Pearson to Cut 3,000 Jobs, Dividend as Education Woes Remain
(Bloomberg) -- Pearson Plc made good on a pledge to cut costs, slashing 3,000 jobs and cutting its interim dividend to preserve cash as it works on a turnaround of its struggling education business.
The staff cuts, almost 10 percent of the company’s total work force, will have “a particular focus” on managerial positions and office locations will also be reduced, Pearson said Friday. It lowered its interim dividend by 72 percent to 5 pence a share, a move signaled last month but received nonetheless with disappointment from investors.
Chief Executive Officer John Fallon has promised to cut annual expenses by 300 million pounds ($394 million) by 2019, as he tries to create a leaner company more focused on digital education. Fallon has had to accelerate savings initiatives as challenges mount in the U.S., where college enrollment has fallen and online learning and rentals are putting pressure on textbook sales. On a call, Fallon said he’s cut 10,000 jobs since becoming CEO 2013.
“As you move from being a largely analog, print-led company to a primarily digital-driven company, that’s the sort of cost savings and changes in the company you should expect,” Fallon said on a call with reporters. “It is fundamental to the long-term future of the company.”
The shares fell as much as 3.3 percent, negating an earlier rise, as investors digested the new dividend rate. The interim payout announced Friday suggests an annual distribution of about 14-15 pence, or a 2 percent yield, Liberum analyst Ian Whittaker said in a research note. The overall 2016 dividend was 52 pence.
“The dividend is at the low end of expectations,” said Jonathan Helliwell, an analyst at Panmure Gordon who rates the stock ‘Sell’. “There was hope they might have a rabbit to pull out the hat, but I see no rabbit.”
Pearson declined 3.2 percent to 647.5 pence at 9:32 a.m. in London. The stock had lost 18 percent this year through Thursday, after the company issued a profit warning in January and forecast years of gloom in the U.S. market.
The company also reported a first-half operating profit of 16 million pounds, after a loss of 286 million pounds a year earlier, and reiterated its full-year forecasts.

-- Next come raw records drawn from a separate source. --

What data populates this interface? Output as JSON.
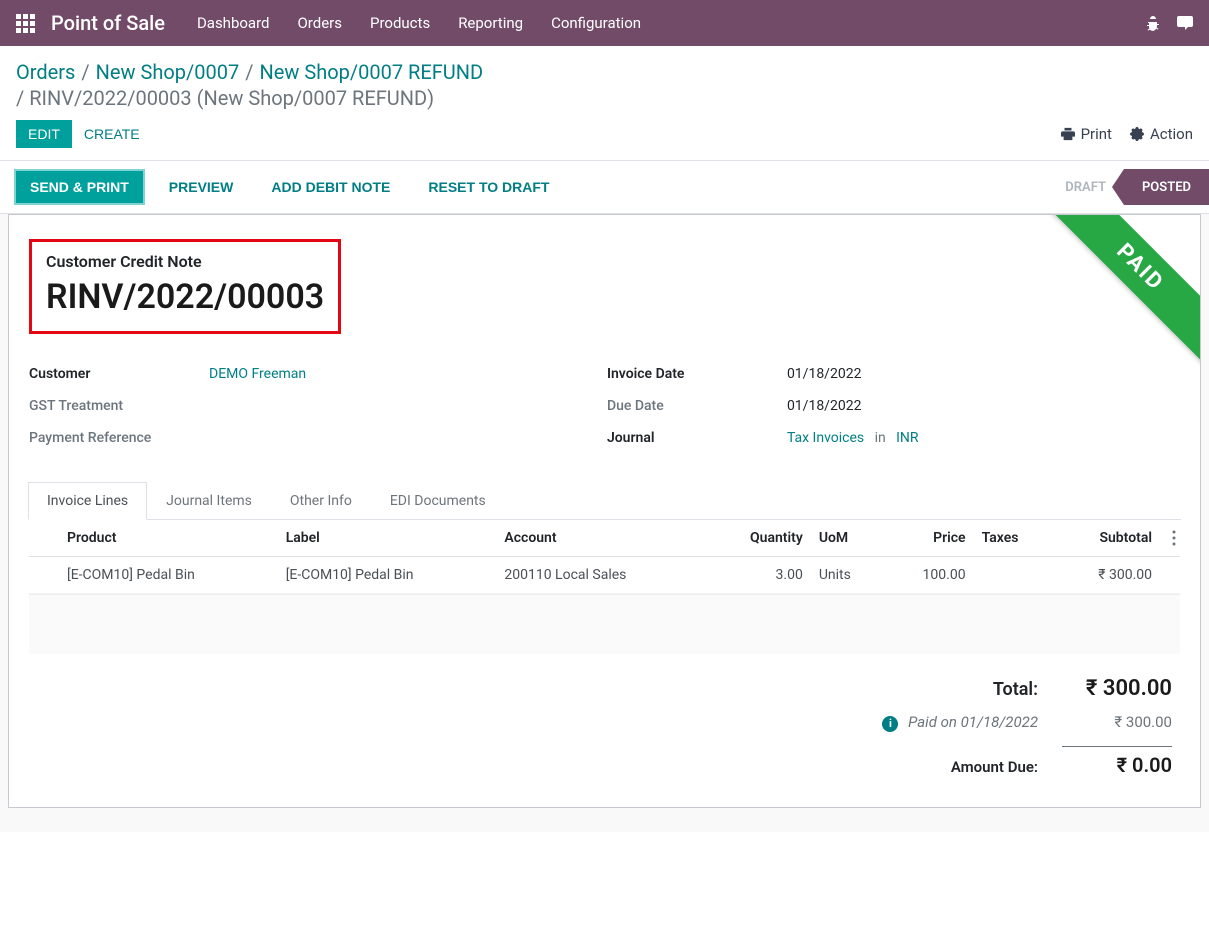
{
  "nav": {
    "brand": "Point of Sale",
    "items": [
      "Dashboard",
      "Orders",
      "Products",
      "Reporting",
      "Configuration"
    ]
  },
  "breadcrumb": {
    "orders": "Orders",
    "shop": "New Shop/0007",
    "refund": "New Shop/0007 REFUND",
    "current_prefix": "/ ",
    "current": "RINV/2022/00003 (New Shop/0007 REFUND)",
    "sep": "/"
  },
  "controls": {
    "edit": "Edit",
    "create": "Create",
    "print": "Print",
    "action": "Action"
  },
  "statusbar": {
    "send_print": "Send & Print",
    "preview": "Preview",
    "add_debit_note": "Add Debit Note",
    "reset_to_draft": "Reset to Draft",
    "draft": "DRAFT",
    "posted": "POSTED"
  },
  "ribbon": "PAID",
  "title": {
    "label": "Customer Credit Note",
    "value": "RINV/2022/00003"
  },
  "form": {
    "left": {
      "customer_label": "Customer",
      "customer_value": "DEMO Freeman",
      "gst_label": "GST Treatment",
      "gst_value": "",
      "payment_ref_label": "Payment Reference",
      "payment_ref_value": ""
    },
    "right": {
      "invoice_date_label": "Invoice Date",
      "invoice_date_value": "01/18/2022",
      "due_date_label": "Due Date",
      "due_date_value": "01/18/2022",
      "journal_label": "Journal",
      "journal_value": "Tax Invoices",
      "journal_in": "in",
      "journal_currency": "INR"
    }
  },
  "tabs": {
    "invoice_lines": "Invoice Lines",
    "journal_items": "Journal Items",
    "other_info": "Other Info",
    "edi_documents": "EDI Documents"
  },
  "table": {
    "headers": {
      "product": "Product",
      "label": "Label",
      "account": "Account",
      "quantity": "Quantity",
      "uom": "UoM",
      "price": "Price",
      "taxes": "Taxes",
      "subtotal": "Subtotal"
    },
    "rows": [
      {
        "product": "[E-COM10] Pedal Bin",
        "label": "[E-COM10] Pedal Bin",
        "account": "200110 Local Sales",
        "quantity": "3.00",
        "uom": "Units",
        "price": "100.00",
        "taxes": "",
        "subtotal": "₹ 300.00"
      }
    ]
  },
  "totals": {
    "total_label": "Total:",
    "total_value": "₹ 300.00",
    "paid_label": "Paid on 01/18/2022",
    "paid_value": "₹ 300.00",
    "due_label": "Amount Due:",
    "due_value": "₹ 0.00"
  }
}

The cost-savings campaign is the latest in London-based Pearson’s efforts to revive earnings amid a transforming education market. The company, which sold the Financial Times and its stake in the Economist in 2015 to invest in its education business, announced 4,000 job cuts last year and also reduced thousands of jobs in 2013 and 2014.
“No one takes pleasure in this sort of transformation that we’ve had to do,” Fallon said.
The job cuts will play out over 2 1/2 years and focus on areas like technology, as the company shifts to fewer, more scalable systems, Fallon said, as well as finance, HR and general management. He said the higher-education courseware business that has struggled is still strong and has opportunities, and investors would be “wrong to assume” it would shoulder a large part of the burden.
Last month, Pearson said it was selling a 22 percent stake in book publisher Penguin Random House to majority owner Bertelsmann SE for about $1 billion to help bolster its balance sheet. The shares fell then when Pearson said it would rebase the dividend and that it wouldn’t use proceeds of the sale to calculate the ongoing payout.